Adds a geoshapes track #61

imotov · 2019-01-02T14:56:25Z

Adds a track from OSM-derived geoshape data.

Closes #60

Adds a track from OSM-derived geoshape data. Closes elastic#60

jpountz

Woohoo! I'm not familiar enough with Rally to do a proper review though so let's wait for Daniel to review. :)

jpountz · 2019-01-02T15:37:21Z

geoshape/files.txt

@@ -0,0 +1,2 @@
+documents.json.bz2
+documents-1k.json.bz2


is the latter still needed?

Yes, it is needed in order to support test-mode.

jpountz · 2019-01-02T15:59:43Z

@imotov I'm curious whether you already ran this benchmark with both legacy quad-tree based geoshapes and the new bkd-backed geo shapes?
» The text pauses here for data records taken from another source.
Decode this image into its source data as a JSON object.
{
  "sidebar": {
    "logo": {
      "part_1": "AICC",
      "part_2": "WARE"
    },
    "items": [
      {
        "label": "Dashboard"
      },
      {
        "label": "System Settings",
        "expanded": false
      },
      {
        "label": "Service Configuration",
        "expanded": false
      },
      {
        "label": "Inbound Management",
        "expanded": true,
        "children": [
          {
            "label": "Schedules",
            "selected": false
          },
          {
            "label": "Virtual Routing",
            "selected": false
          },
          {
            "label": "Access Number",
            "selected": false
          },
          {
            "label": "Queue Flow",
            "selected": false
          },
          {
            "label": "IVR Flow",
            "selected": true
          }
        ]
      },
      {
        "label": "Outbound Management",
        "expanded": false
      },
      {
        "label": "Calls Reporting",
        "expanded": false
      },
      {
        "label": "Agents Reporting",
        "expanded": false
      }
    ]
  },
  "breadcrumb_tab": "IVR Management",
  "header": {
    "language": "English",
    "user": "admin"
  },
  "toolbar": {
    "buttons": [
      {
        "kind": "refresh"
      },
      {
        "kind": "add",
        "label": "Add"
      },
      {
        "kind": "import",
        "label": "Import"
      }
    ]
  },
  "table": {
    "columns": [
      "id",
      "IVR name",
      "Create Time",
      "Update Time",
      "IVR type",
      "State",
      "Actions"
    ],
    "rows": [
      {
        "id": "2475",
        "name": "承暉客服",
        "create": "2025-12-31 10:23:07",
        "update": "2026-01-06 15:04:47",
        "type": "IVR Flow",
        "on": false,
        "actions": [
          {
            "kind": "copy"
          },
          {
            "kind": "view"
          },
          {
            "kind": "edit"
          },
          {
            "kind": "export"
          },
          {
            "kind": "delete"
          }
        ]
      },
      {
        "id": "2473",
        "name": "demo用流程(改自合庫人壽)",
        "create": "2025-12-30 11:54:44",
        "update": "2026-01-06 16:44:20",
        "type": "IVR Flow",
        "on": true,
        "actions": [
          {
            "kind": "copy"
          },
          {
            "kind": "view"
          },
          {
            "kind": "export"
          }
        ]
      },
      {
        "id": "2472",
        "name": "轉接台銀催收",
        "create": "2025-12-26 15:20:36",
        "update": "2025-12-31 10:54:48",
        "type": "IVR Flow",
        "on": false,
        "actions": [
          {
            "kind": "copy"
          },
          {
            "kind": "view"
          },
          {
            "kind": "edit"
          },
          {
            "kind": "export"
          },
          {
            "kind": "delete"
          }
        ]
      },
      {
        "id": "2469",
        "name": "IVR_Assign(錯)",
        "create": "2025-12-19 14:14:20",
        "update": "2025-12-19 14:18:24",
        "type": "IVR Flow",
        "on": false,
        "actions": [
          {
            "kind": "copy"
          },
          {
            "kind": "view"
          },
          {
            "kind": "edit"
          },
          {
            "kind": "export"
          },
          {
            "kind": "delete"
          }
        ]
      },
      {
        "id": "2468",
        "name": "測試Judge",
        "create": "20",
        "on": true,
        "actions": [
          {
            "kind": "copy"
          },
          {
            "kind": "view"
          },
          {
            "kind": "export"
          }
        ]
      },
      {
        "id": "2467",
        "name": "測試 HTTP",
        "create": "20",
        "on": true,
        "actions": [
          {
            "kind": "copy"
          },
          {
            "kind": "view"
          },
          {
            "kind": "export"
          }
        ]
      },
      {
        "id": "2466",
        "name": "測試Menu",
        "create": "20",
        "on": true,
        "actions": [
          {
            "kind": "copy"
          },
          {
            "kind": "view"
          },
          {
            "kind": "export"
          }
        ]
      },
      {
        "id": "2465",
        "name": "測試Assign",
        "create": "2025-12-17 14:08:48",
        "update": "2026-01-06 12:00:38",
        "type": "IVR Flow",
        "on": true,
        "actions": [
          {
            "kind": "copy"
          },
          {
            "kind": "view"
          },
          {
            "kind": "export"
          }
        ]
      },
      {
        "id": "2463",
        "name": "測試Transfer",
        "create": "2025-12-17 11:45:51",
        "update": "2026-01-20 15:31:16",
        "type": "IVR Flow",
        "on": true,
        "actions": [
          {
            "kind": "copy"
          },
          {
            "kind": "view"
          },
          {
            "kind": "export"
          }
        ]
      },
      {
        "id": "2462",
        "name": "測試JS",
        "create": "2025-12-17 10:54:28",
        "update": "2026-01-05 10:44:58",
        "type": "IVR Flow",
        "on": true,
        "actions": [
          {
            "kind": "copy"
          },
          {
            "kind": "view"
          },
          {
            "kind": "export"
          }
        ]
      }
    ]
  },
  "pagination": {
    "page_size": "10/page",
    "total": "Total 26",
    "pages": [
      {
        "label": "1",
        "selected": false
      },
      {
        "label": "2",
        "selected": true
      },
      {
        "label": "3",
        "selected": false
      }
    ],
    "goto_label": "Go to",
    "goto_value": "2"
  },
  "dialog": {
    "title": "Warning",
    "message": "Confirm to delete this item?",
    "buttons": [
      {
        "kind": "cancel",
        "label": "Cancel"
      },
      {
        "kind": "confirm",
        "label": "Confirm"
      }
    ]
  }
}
imotov · 2019-01-02T18:54:35Z

@jpountz I tried to run it on 6.5.4 with default settings but it died after going through 3% of the data set. I suspect it probably ran out of memory but I don't know for sure.

The result for master can be found here. There are some failures that still need to be investigated. I am pretty sure the indexing issues are related to elastic/elasticsearch#26286 but search issues are somewhat puzzling. I am planning to look into it next.

danielmitterdorfer

Thanks for the PR. I left a few comments. I also tried to run it against latest master of ES (revision 046f86f) with:

esrally --track=geoshape --on-error=abort

However, indexing failed immediately with:

[ERROR] Cannot race. Error in load generator [3]
	('Request returned an error. Error type: bulk, Description: HTTP status: 400, message: failed to parse field [shape] of type [geo_shape]', None)

The mapping it has created, looks fine to me:

{
  "osmgeoshapes" : {
    "mappings" : {
      "_doc" : {
        "dynamic" : "strict",
        "properties" : {
          "shape" : {
            "type" : "geo_shape"
          }
        }
      }
    }
  }
}

This is probably related to what you mention in #61 (comment).

I also checked your gist quickly and from the large variation in indexing throughput it seems to me the system is not properly warmed up. Thus I suggest you increase the warmup time-period.

geoshape/README.md

danielmitterdorfer · 2019-01-03T06:52:08Z

geoshape/README.md

+* `bulk_size` (default: 5000)
+* `bulk_indexing_clients` (default: 8): Number of clients that issue bulk indexing requests.
+* `ingest_percentage` (default: 100): A number between 0 and 100 that defines how much of the document corpus should be ingested.
+* `conflict_probability` (default: 25): A number between 0 and 100 that defines the probability of id conflicts. This requires to run the respective challenge.


Are we interested in update performance? If not I suggest to remove this parameter.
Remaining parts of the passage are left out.